LEEP procedures should not be confused with the cervical cones we did 40 years ago. Cone biopsies could cause considerable damage. We were supposed to get a “generous” cone to please the pathologists. Generous cones meant that we were removing a significant portion of the cervix. This could cause several problems with pregnancy. The cone could remove enough of the cervix to reduce cervical mucous, which could cause infertility.

A second problem with cones were that they could cause the cervix to become incompetent, dilate too soon, and cause pregnancy loss. The cone could even cause a cervix to become scarred and tight (stenotic) so the cervix couldn’t dilate even with labor at term.

Whether active surveillance makes sense or not depends upon what the alternatives are. In other words, active surveillance makes a lot of sense if the alternative is a cervical cone. On the other hand, if treatment means doing a 3 mm LEEP biopsy that removes all of the CIN2, then why not just go ahead and treat the CIN2 with a LEEP procedure and totally remove the CIN2?
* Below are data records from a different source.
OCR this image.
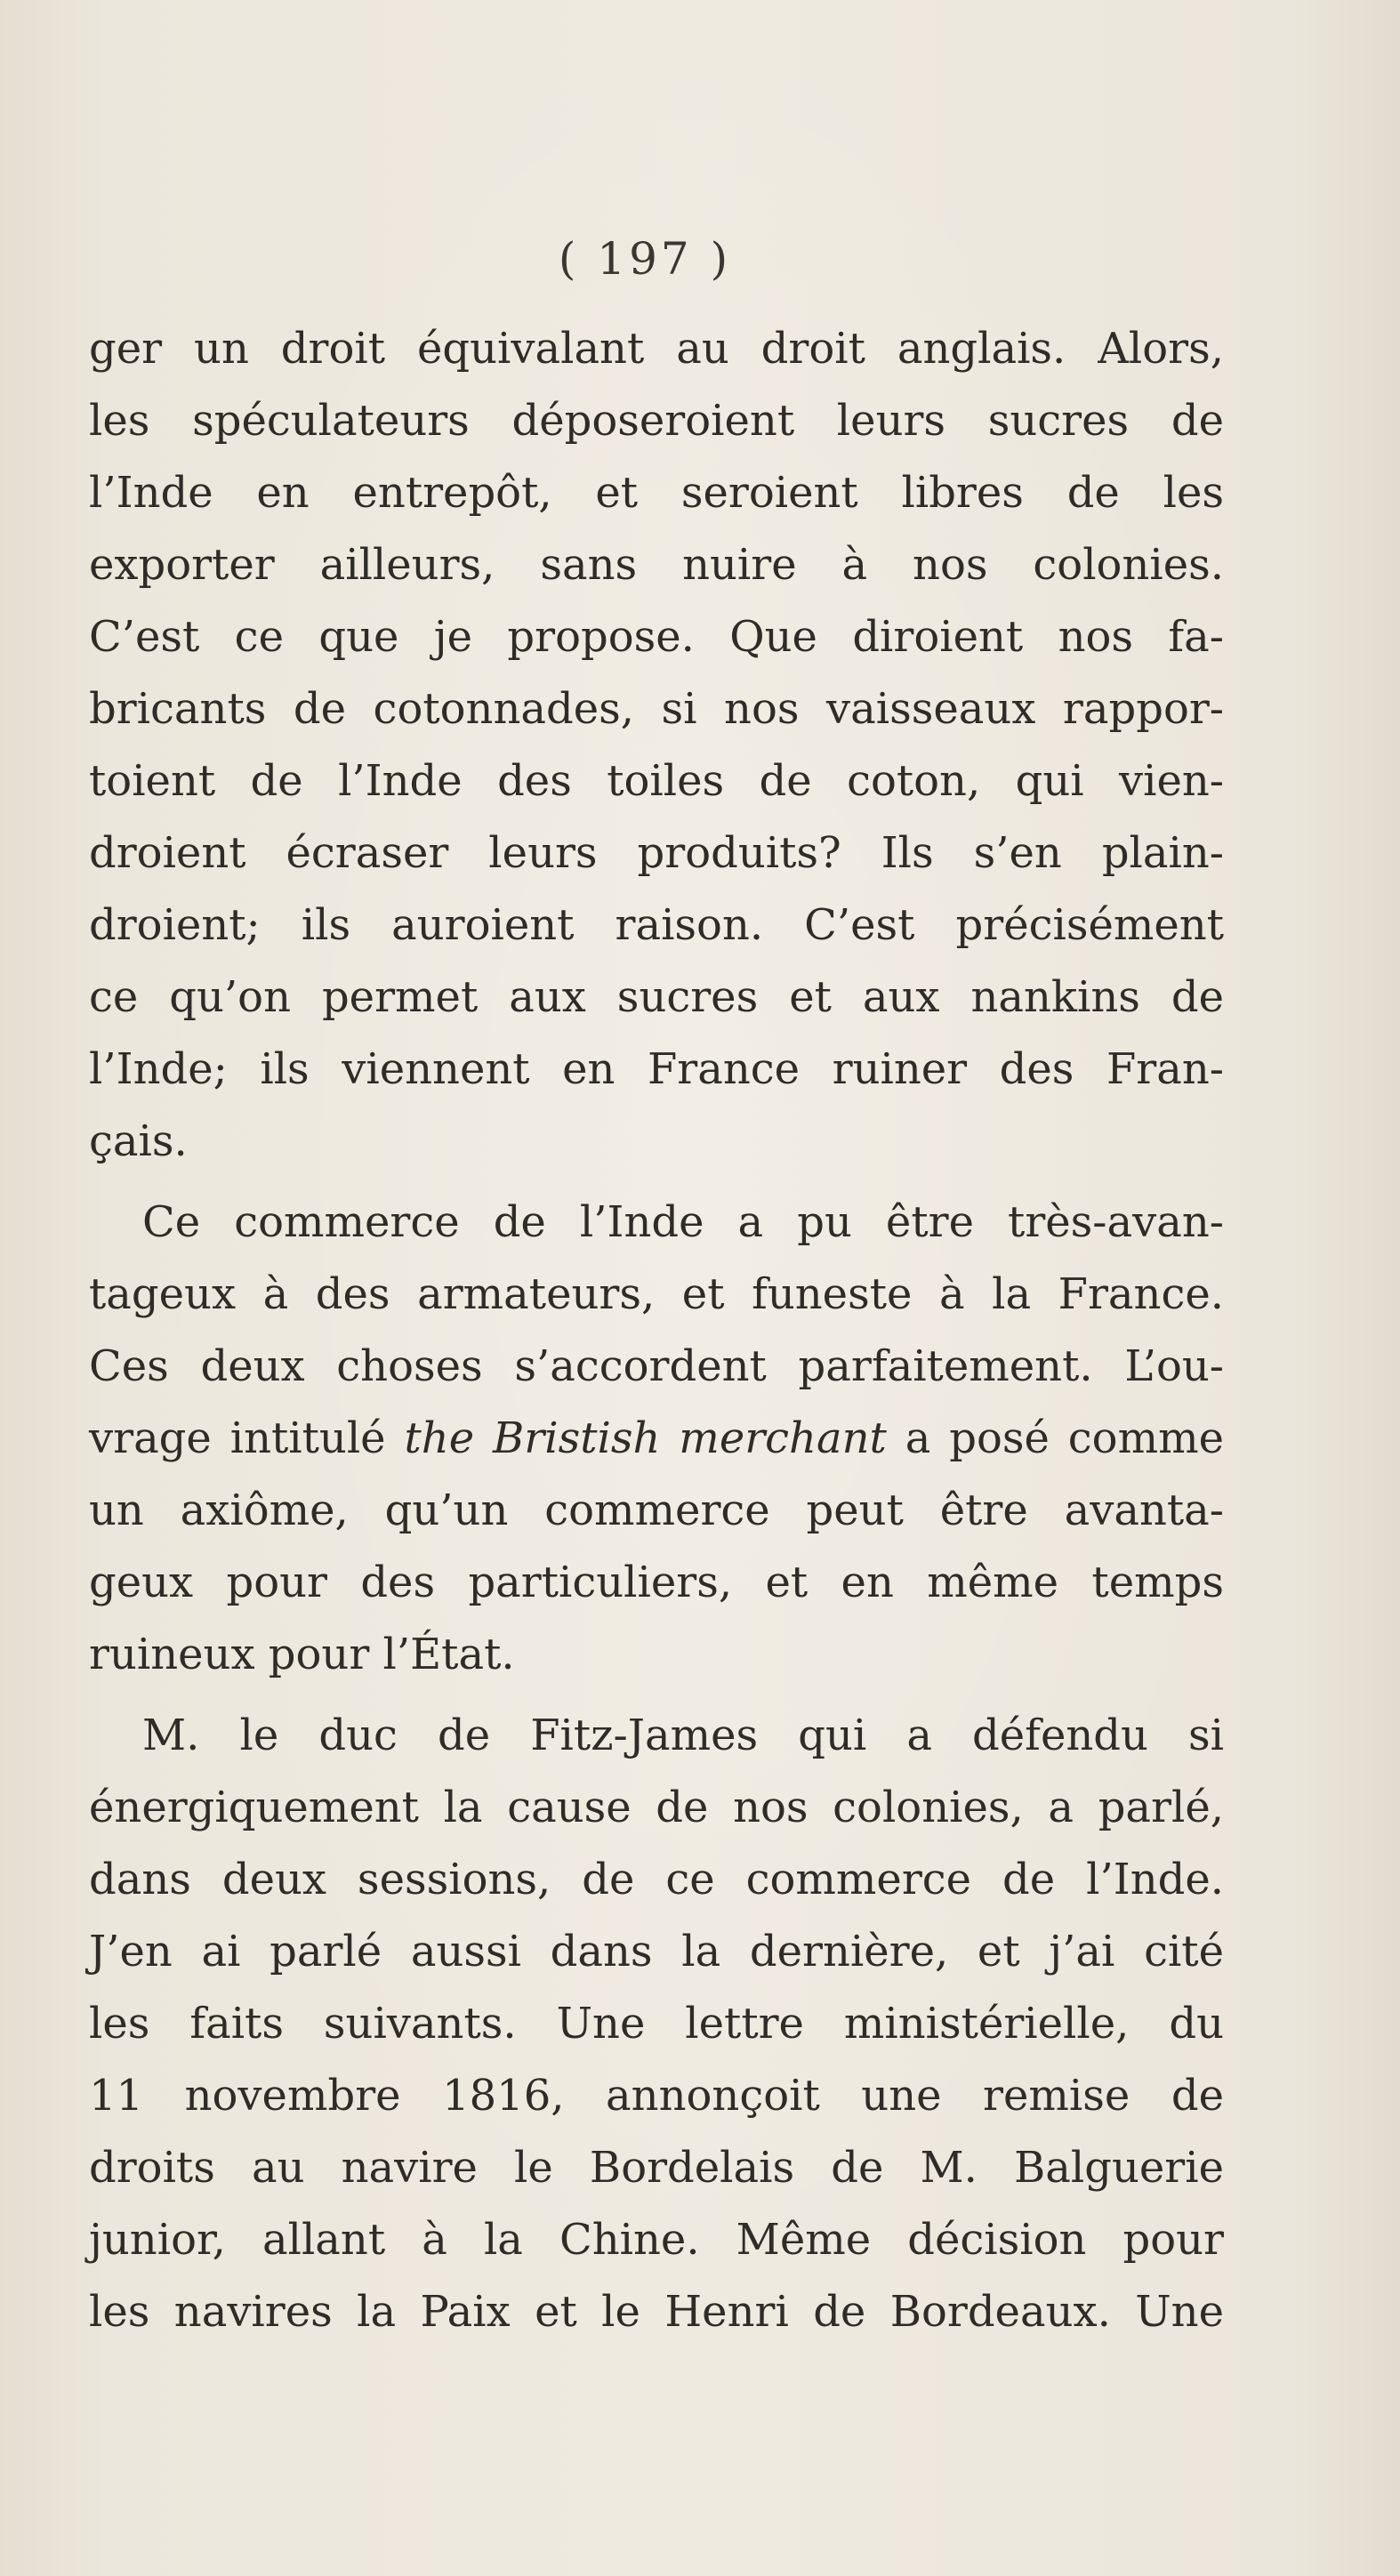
( 197 )
ger un droit équivalant au droit anglais. Alors,
les spéculateurs déposeroient leurs sucres de
l’Inde en entrepôt, et seroient libres de les
exporter ailleurs, sans nuire à nos colonies.
C’est ce que je propose. Que diroient nos fa-
bricants de cotonnades, si nos vaisseaux rappor-
toient de l’Inde des toiles de coton, qui vien-
droient écraser leurs produits? Ils s’en plain-
droient; ils auroient raison. C’est précisément
ce qu’on permet aux sucres et aux nankins de
l’Inde; ils viennent en France ruiner des Fran-
çais.
Ce commerce de l’Inde a pu être très-avan-
tageux à des armateurs, et funeste à la France.
Ces deux choses s’accordent parfaitement. L’ou-
vrage intitulé the Bristish merchant a posé comme
un axiôme, qu’un commerce peut être avanta-
geux pour des particuliers, et en même temps
ruineux pour l’État.
M. le duc de Fitz-James qui a défendu si
énergiquement la cause de nos colonies, a parlé,
dans deux sessions, de ce commerce de l’Inde.
J’en ai parlé aussi dans la dernière, et j’ai cité
les faits suivants. Une lettre ministérielle, du
11 novembre 1816, annonçoit une remise de
droits au navire le Bordelais de M. Balguerie
junior, allant à la Chine. Même décision pour
les navires la Paix et le Henri de Bordeaux. Une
Active surveillance makes no sense when there are minimally invasive procedures which put a stop to the expensive, time-consuming task of continually testing to see if the CIN2 has progressed. And then there’s the bizarre notion that an immediate LEEP procedure for CIN2, a procedure that will prevent any progression of the disease, is somehow over-treatment. While a third of the CIN2 subjects had their CIN2 resolve without any treatment and a second third of the subjects had the CIN2 resolve over time, one third of the subjects had the CIN2 become CIN3. When a LEEP procedure works so well on resolving CIN2, why let one third of the subjects progress to CIN3 when their CIN2 could be removed before reaching the CIN3 stage. How does this make active surveillance preferable to removing the CIN2 with a LEEP procedure?

The notion of watch and wait in medicine has become a popular jargon that looks nice on paper but can, at times, make no sense in practice. We shouldn’t become so enamored of popular medical notions that we miss that the emperor has no clothes.